New show will be carried by most CBS-owned stations as a full two-hour broadcast, as opposed to the current local/national hybrid that allows stations to offer mostly local news during the 7-8 a.m. hour.

Lease with Trump

CBS has inked a long-term lease with Trump guaranteeing access to the building for more than 10 years. General Motors, which had 11 years remaining on its lease, will be given promotional and ad considerations for its cooperation.

The new studio complex will feature interactive kiosks for outside auds to link up to CBS stations and Internet holdings. Trump is also building a plaza courtyard that will be available as a backdrop for the new studio.

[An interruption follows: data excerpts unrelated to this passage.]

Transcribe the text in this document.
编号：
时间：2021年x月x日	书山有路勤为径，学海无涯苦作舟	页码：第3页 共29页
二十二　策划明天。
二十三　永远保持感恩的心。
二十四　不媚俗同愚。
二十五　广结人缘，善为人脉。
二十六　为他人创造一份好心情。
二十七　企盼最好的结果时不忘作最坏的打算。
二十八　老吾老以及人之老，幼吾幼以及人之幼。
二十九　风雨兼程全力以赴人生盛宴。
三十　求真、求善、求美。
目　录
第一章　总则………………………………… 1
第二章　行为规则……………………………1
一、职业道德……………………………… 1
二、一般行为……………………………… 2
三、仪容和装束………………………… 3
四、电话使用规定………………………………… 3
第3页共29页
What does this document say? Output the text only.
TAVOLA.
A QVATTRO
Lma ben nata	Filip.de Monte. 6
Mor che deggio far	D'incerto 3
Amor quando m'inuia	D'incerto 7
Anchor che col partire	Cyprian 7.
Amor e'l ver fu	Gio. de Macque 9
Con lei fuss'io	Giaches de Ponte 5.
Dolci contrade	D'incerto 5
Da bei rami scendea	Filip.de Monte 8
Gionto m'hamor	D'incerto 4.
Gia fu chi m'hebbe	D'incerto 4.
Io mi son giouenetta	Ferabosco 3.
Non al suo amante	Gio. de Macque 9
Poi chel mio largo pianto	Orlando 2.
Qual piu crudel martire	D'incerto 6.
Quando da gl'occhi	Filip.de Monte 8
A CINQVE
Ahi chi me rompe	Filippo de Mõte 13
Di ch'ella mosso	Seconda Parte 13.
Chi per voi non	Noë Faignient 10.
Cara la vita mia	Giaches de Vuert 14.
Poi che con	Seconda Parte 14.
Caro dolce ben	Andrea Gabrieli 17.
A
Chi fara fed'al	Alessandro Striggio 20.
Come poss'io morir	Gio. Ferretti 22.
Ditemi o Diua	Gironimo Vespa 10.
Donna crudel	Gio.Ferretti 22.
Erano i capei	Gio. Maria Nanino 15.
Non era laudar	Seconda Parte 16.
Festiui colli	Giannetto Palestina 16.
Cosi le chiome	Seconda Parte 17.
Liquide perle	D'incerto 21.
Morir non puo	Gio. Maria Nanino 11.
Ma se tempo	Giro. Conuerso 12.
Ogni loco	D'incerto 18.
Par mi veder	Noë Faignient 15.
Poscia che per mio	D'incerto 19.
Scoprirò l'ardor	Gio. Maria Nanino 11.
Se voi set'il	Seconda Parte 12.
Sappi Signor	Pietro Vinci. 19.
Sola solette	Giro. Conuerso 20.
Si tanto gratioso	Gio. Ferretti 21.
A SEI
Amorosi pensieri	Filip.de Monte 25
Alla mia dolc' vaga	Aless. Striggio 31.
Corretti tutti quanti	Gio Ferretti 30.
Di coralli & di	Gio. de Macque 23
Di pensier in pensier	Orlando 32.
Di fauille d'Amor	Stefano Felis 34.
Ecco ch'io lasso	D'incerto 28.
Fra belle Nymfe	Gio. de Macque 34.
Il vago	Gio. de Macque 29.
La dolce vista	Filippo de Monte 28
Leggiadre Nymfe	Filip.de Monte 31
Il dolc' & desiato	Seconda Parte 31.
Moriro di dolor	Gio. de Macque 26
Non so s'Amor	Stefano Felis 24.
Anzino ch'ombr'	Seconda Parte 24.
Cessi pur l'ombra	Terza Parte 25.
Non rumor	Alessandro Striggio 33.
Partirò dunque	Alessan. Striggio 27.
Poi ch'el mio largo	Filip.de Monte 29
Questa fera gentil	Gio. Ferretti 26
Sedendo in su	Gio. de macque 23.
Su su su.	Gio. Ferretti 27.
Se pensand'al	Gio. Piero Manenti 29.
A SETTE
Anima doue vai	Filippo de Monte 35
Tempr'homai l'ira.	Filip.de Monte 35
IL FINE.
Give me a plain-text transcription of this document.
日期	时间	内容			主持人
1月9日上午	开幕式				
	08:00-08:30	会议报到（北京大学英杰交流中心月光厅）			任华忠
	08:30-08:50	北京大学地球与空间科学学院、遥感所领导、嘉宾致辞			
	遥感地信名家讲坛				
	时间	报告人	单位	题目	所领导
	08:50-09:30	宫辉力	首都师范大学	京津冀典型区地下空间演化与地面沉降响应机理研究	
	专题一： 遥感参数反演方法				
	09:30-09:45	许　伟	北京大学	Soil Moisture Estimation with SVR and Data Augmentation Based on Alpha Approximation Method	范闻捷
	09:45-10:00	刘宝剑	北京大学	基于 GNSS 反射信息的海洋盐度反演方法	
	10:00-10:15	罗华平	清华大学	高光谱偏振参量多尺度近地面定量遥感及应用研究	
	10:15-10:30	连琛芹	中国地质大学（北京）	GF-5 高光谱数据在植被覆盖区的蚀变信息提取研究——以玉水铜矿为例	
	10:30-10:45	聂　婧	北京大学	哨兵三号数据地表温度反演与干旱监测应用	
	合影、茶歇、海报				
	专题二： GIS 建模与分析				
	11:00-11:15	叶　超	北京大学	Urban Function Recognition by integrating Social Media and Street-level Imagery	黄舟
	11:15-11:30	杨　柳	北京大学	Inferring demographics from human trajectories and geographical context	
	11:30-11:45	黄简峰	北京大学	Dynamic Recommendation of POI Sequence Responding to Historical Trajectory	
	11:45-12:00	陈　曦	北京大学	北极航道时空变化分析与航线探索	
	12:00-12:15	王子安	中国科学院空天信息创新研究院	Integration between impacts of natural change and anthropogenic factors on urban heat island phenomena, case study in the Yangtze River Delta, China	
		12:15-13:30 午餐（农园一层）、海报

Execs at NBC and ABC reacted to the CBS announcement by arguing that Gumbel’s return wouldn’t mean much to their individual broadcasts.

“I really don’t think this has anything to do with the ‘Today’ show,” said “Today” topper Jeff Zucker, adding that “this is all about a race for second place” between ABC and CBS.

Zucker, who served as Gumbel’s producer for several years, said the return of the former “Today” frontman “shows what a big deal the morning daypart has become. … This is the hottest daypart in all of television right now.”

ABC News prexy David Westin praised both Gumbel and Friedman as “solid” competitors, but said that “the job we have to do hasn’t changed” because of their return.